By June the number of important items missing had been scaled down to just 32, although tens of thousands of relatively minor pieces were still missing. In the following weeks other significant items were returned or discovered during swoops, including the hugely important 5,000-year-old Warka Vase. This was the one large and valuable item stolen by a well-prepared and mysterious team during April 10-12.
George’s account of events is most interesting. He is now museum director, and has written the foreword to this book. When I met him that April he was clearly exhausted, in a state of great distress and unsure about what exactly had been stolen. Now he states that although “the looters broke through the main galleries and the store rooms, stealing and destroying everything they could get their hands on”, the toll was around 15,000 items. George also states that, as a result of international efforts, around 6,000 objects have been returned, including many from abroad with “over 600 in the United States”. Material is, he says, being recovered “almost every day” although more than 50% of what was lost is still missing. (The British Museum’s more gloomy assessment is that the toll of missing items remains at 15,000.)
I for one remain confused by what really happened.
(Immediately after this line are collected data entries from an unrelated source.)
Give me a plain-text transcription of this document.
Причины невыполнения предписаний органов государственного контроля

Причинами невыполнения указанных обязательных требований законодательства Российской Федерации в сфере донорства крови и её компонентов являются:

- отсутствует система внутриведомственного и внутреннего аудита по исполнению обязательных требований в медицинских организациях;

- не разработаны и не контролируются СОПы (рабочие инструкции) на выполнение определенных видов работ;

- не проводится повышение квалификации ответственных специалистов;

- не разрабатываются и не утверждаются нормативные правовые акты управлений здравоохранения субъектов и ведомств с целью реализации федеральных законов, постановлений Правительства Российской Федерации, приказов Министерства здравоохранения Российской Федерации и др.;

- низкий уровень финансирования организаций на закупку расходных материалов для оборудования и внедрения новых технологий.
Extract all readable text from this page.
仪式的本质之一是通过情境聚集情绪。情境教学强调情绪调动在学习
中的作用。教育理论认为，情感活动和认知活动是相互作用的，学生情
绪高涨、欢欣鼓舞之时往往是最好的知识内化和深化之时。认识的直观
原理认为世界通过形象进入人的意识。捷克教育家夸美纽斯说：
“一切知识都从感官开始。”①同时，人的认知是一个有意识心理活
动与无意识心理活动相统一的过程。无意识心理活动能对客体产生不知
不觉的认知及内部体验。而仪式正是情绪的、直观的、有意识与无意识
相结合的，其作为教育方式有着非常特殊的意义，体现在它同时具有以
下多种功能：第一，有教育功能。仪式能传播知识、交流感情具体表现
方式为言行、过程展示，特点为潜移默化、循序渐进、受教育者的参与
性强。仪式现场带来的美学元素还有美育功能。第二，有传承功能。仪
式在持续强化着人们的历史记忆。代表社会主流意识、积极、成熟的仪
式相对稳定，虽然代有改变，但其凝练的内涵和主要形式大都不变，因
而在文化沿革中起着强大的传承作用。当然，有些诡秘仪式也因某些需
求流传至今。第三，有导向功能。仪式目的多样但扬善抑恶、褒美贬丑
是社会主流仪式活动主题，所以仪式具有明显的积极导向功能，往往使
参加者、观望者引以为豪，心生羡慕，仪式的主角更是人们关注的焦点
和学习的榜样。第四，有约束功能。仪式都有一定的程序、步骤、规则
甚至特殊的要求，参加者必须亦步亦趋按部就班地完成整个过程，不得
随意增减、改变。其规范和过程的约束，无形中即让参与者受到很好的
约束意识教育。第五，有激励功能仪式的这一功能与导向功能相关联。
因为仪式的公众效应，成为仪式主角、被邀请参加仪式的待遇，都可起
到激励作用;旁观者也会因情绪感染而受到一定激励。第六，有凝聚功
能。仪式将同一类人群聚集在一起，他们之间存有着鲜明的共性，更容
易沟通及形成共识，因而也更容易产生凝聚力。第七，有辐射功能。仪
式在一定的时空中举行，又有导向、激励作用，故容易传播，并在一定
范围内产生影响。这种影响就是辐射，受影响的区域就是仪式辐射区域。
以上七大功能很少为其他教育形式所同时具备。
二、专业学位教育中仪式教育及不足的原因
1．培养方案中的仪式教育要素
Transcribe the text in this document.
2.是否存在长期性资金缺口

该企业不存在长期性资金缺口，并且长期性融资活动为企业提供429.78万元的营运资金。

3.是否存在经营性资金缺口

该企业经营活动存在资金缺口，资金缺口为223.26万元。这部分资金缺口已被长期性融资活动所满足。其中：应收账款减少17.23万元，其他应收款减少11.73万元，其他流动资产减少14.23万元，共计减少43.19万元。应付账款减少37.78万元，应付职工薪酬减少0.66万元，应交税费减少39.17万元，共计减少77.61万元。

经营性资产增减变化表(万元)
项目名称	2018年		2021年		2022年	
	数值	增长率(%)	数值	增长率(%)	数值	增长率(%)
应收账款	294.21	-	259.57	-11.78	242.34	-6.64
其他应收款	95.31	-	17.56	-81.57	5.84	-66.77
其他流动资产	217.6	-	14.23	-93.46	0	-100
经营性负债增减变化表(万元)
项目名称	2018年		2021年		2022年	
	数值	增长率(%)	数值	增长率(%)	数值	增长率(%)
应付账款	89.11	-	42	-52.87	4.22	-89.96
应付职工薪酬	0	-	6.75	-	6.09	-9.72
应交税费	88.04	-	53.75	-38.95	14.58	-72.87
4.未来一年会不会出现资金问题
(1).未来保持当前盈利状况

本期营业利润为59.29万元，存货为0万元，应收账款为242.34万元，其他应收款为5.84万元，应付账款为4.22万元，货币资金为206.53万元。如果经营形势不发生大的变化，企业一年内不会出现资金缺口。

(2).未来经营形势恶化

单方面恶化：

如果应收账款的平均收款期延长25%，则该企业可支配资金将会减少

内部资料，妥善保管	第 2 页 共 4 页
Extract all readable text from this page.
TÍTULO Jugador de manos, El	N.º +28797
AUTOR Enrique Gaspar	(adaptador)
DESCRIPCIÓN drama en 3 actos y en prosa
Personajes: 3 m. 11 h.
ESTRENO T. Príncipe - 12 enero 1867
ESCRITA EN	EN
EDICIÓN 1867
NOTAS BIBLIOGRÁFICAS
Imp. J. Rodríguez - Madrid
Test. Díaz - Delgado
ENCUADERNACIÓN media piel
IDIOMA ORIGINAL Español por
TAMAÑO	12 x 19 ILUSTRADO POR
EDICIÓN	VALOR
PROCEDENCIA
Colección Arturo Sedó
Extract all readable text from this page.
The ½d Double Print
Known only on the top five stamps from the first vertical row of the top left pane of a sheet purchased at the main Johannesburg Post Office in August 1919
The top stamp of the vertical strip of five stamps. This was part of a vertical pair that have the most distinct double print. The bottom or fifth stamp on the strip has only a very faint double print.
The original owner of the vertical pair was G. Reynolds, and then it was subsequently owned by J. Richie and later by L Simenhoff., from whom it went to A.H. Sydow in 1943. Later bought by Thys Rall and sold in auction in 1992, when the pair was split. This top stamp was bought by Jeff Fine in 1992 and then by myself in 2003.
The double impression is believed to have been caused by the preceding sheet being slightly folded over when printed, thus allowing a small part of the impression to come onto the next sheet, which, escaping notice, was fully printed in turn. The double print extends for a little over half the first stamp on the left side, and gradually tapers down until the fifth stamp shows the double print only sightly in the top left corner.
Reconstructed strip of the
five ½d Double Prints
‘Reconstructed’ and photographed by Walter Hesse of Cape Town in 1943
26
Back in April 2003 the one missing item that confounded all attempts to quantify the loss was an up-to-date museum inventory. One did not seem to exist. Has one since been unearthed, and if not how on earth have figures been arrived at? Were the crates, discovered apparently intact in late April, in fact unlooted and if so, where are their contents now? This book does not tell us. After reading it I am still unsure about what has survived. It describes many of the museum’s greatest treasures without always explaining if they have survived, were stolen, have been recovered or were damaged. For example, the 4,500-year-old lyre from Ur is described and illustrated in all its glory, yet I saw it in shattered bits in a workshop. An exception is the stupendous 8th-century female bust, known as the Mona Lisa of Nimrud. In April this was regarded as one of the greatest losses. Yet it must have been stored in the flooded vaults of the Central Bank because the book says it is safe but “severely” damaged by water.
This book is a fine academic study of the wonders of ancient Mesopotamian culture as represented in the museum, and also a plea from the heart: as the authors explain, “those who choose the devastating path of war [must] understand not only its human cost but its cultural cost as well”. But it is not the last word on the region’s tragic recent history. Certainly its simplified account of what happened in April 2003 does not tally with what I myself saw or with what I was told by those intimately involved with the investigation. The full story — the means and motives behind the attacks on the museum — has yet to be told, and it’s vital that it should be told — for only the truth can help heal the wounds and soothe the anger that now torment this tragically fragmented nation.